By the time this has posted, I will have accompanied seven other women to see the sequel to the docudrama by acclaimed filmmaker Steven Soderbergh, “Magic Mike XXL.” The male stripper movie. We are a group of women of varied backgrounds, diverse ethnicities, and ranging from ages twenty-four to very senior seniors. What we have in common is the desire to see a bunch of extremely attractive, waxed, not entirely intelligent, carb-deprived actors dance very well for our enjoyment.
Due to the seemingly endless amount of promotion being conducted by the cast, there have been numerous recent articles concerning “man-jectification” and “the new Female-Gaze.” Phooey. This is not a revolution, this is not a trend, this is one movie out of dozens that bucks the trend and astounding features extremely good-looking men - instead of women - in minimal clothing. Michael Bay continues to churn out films that focus on women leaning over motorcycles/cars/ her dignity, and the highest grossing movie ever displayed a stereotypically frigid businesswoman running from dinosaurs without ever giving up her four-inch heels.
For me, this film and the one before it are all about female bonding. We know the movie will be mostly cheesy, have ridiculous dialogue, and probably no plot, but it doesn’t matter as long as we go as a group and share the experience. I’m generalizing for myself, not all women, but my ability to spend time and just bond with other women has become limited
- I do not go out after work to have drinks (I’m tired and my DVR is calling).
- I don’t treat shopping as a group sport (we vary too much in economic status, tastes, ability to meander for four hours in crowds without screaming or strangling a salesgirl).
- I don’t have regular girls’ dinners out (again, I’m tired, people have families).
- I don’t do group sports (I am competitive and it tends to damage friendships when I knock them down to make a goal).
As a result, quiet coffees and lunch dates are pretty much it, and these are in small groups. Most movie trips require that we all remain quiet throughout, so it’s not like there’s a lot of quality time together.
Unless it’s a Magic Mike movie, where group participation is encouraged. The first movie was admittedly a little too much of a downer to fully enjoy, but this one apparently is tossing that entire pretense out the window for the sheer gratification of women. They are encouraging the same behavior that seems to occur at strip clubs for bridal parties, where women act as though they’ve been imprisoned for a decade and have never seen a man. Not that I’ve ever been to a club. Nope.

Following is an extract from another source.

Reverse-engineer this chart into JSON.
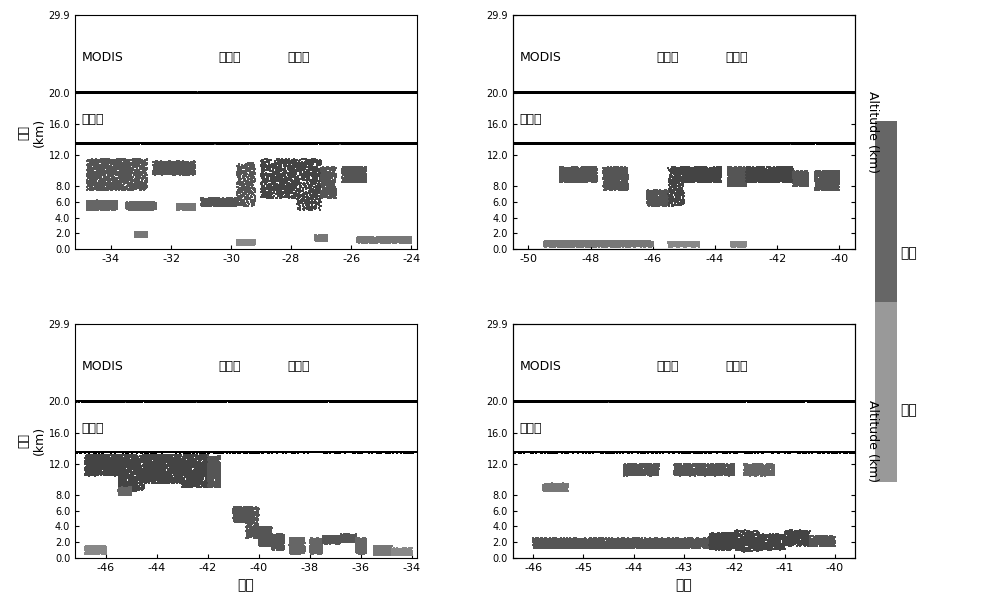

Without opening a whole new dialogue, male strippers and female strippers are entirely different entities.Women who go to see male strippers see it as a comedic event, with a lot of giggles and laughter. Again, I'm generalizing but it is not predatory nor exploitative.
So what I’m saying is that this movie is not really about the men, it’s not about some new sociological trend that is transforming the power dynamic. It’s simply a movie that allows women to behave like teenagers, women who are having the opportunity to behave as we once did with the very safe, idealized crushes of our youth.
Jeff Cohen will have a decidedly different opinion on all this, as he should. He is not this movie's target audience. Within the first two minutes we see a shot of Joe Werewolf''s naked butt, "but" the first film literally opened with Olivia Munn's bare boobs. So it's a very conscious decision, and you won't see another butt until the last ten minutes.
Here's the thing. This is a stupid movie. We were mostly bored during it, and it really needed a lot more good dancing. NPR liked the film a lot more than we did. What is surprising is that there are only a few seconds of thongs and butts, and just mostly chests. They keep their pants on.
While knowing that the actors are in on the joke doesn't justify it, but they at least acknowledge it and are not putting up a pretense that it's all about the art (hello, Lady Gaga, Iggy Azaela, JLo, Miley Cyrus, Rihanna, ets.)
On a final note, this is a completely benign movie about very good-looking men who actually appreciate women. It is not misogynistic, the strippers do not use their bodies to exploit women. A very skinny Donald Glover does a long and boring rap about the inner and outer beauty of every woman. This is not a great movie, it is very, very cheesy, but it actually has good intentions.
And it is one movie in an ocean of exploitative films. It's not revolution.